Data Parallel Actors, A Programming Model for Scalable Query Serving Systems

Posted on January 25, 2023   3 minute read ∼ Filed in  : 

Question

  1. why is increaing server => high latency? replication? backup?

Introduction

Background & Motivation

Data-parallel, low-latency system query systems:

  • SearchEngine: ElasticSearch, solar.
  • OLAP: Druid, Clickhouse.
  • TimeSeries: InfluxDB and OpenTSDB.

Challenge

Implementing those features on each system (MongoDB, Druid, and Solar) is challenging:

  • Hard to build to each of them

    For example, it takes thousands of lines of code to implement the distributed layer on top of them.

  • Need to maintain and add new features.

    For example, it has less support for auto-scaling, and it’s challenging to add new features.

Gap

Current distributed programming models do not support the unique workloads of query-serving systems.

  • Lack of abstractions, consistency, and atomicity for data-parallel operations.
  • Lack of abstractions for managing data.

Goal

This paper proposes a new programming model (data-parallel actors) DPA to allow users to construct a distributed query serving system from purely single-node components.

DPA runtime (Uniserve) automatically provides the system with complex distributed features such as fault tolerance, consistency, load balancing, and elasticity. Besides, it has a configurable consistency level and auto-scaling behavior.

Technique details

The whole system includes the interface and runtime.

Programming Interface

image-20230214143220244

Storage

  • The system uses an actor to store the data, and data with the same key are mapped to the same actor.
  • The actor also exposes methods for manipulating the data.

Query

  • UpdateFunction Interface: It provides configurable consistency and atomicity guarantees for updates.
  • Parallel Operations: map, retrieve/combine, scatter/gather.

Example:

  • Solr: wrapper the data in the actor and use retrieve/combine to conduct searches. Each data is partitioned into shards based on the hash value (sharding key). And the actor includes the inverted index.

Runtime

image-20230214144333892

The developer implements actors and queries, while runtime help to make it distributed, with fault tolerance, durability, consistency, load balancing, and elasticity.

Uniserve Server Layer

  • Data replication, logs of the most recent updates, periodic backing up to storage, and data transfer.

Client layer

  • Developer -provided planner, transferred query into DPA parallel operations.
  • Learns the actor position from the coordinator and sends it to the corresponding server.

Data replication:

  • Eventual consistency with asynchronous update
  • Update Serializability: implement 2pc
  • Full Serializability for both read and update: implement snapshot

Fault tolerance and recovery

  • It assumes the coordinator and ZooKeeper are always available.
  • All server failures: All replica backups data to durable storage. If all servers are down, the new server will load all from it.
  • Primary failure: Backup with the latest updates will be the new primary.
  • Client writes ahead any commit or aborts decision to ZK; server references it if the client fails.

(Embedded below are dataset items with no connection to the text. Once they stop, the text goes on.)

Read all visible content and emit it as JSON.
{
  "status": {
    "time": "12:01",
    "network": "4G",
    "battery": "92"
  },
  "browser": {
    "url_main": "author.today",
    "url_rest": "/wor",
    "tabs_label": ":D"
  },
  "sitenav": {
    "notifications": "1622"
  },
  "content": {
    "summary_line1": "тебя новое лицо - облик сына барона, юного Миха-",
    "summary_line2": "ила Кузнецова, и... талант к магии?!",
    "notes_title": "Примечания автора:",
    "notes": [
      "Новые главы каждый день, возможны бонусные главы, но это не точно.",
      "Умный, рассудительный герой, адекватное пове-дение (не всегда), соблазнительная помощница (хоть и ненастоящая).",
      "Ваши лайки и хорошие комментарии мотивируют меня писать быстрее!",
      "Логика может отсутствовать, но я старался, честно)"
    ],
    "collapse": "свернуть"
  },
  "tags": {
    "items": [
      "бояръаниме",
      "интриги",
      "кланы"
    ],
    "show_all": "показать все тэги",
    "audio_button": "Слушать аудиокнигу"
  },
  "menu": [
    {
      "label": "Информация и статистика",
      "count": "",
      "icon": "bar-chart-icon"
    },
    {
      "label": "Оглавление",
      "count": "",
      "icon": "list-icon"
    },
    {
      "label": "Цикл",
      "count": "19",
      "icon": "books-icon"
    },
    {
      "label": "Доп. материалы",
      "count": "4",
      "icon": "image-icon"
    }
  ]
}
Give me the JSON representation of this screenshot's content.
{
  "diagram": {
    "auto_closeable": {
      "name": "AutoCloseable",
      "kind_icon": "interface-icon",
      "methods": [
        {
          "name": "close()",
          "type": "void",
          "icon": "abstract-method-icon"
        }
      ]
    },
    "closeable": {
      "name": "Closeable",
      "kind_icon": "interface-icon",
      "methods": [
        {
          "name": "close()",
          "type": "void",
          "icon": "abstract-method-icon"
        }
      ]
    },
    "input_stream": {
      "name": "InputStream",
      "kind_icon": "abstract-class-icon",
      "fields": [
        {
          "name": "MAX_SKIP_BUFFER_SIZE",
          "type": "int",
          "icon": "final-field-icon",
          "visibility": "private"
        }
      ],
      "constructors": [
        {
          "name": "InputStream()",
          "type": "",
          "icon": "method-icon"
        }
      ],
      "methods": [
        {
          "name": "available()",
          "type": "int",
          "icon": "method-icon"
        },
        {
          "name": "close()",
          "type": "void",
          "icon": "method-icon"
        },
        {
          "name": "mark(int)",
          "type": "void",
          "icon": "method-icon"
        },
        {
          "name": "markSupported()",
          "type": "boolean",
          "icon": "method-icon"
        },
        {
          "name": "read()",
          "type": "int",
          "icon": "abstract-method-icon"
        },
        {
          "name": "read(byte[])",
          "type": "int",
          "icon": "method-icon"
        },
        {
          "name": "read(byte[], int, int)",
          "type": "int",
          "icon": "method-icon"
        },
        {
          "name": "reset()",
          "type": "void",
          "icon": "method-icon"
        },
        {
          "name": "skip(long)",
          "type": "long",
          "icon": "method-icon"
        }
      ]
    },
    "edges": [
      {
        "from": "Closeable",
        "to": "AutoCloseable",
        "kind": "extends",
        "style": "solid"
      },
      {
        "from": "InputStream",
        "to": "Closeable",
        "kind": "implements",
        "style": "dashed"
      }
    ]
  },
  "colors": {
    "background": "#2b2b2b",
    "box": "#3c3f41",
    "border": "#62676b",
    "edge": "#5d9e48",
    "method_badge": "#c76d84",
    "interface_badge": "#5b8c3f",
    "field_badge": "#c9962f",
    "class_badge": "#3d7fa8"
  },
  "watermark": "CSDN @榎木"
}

Data placement and load balancing

  • Move the most-loaded actors from the most-loaded servers to the least-loaded servers.
  • Prefetch data from durable storage, apply update log from primary, replica accepts it, delete from the original image, notify clients.
  • Configurable Data placement policy.

Elasticity and Auto-Scaling

  • Provide autoscaling algorithm similar to the cloud; it adds servers if CPU utilization exceeds an upper threshold and removes them if it is below a lower threshold.
  • Configurable auto-scaling policy.

image-20230214171109541

Evaluation

Workloads

  • Druid => TPC-H

  • MongoDB => YCSB

Benchmarks

  • Throughput vs. latency
    • Increase the server until the throughput is not increasing.
    • Measure the latency.
  • Scalability:
    • Single client + increased server.
  • Data warehouse:
    • Measure the latency of running a few queries.
    • compared with SparkSQL, Redshift
  • Update performance:
    • Measure update time vs. increased number of updated data.
    • Compared with the native system
  • HotSpots
  • Dynamic load
    • Uses dynamic workloads and measures the latency
    • Autoscale can keep increasing the server to meet the target throughput.
  • Failures
    • Manually kill the server and measure how many queries succeed.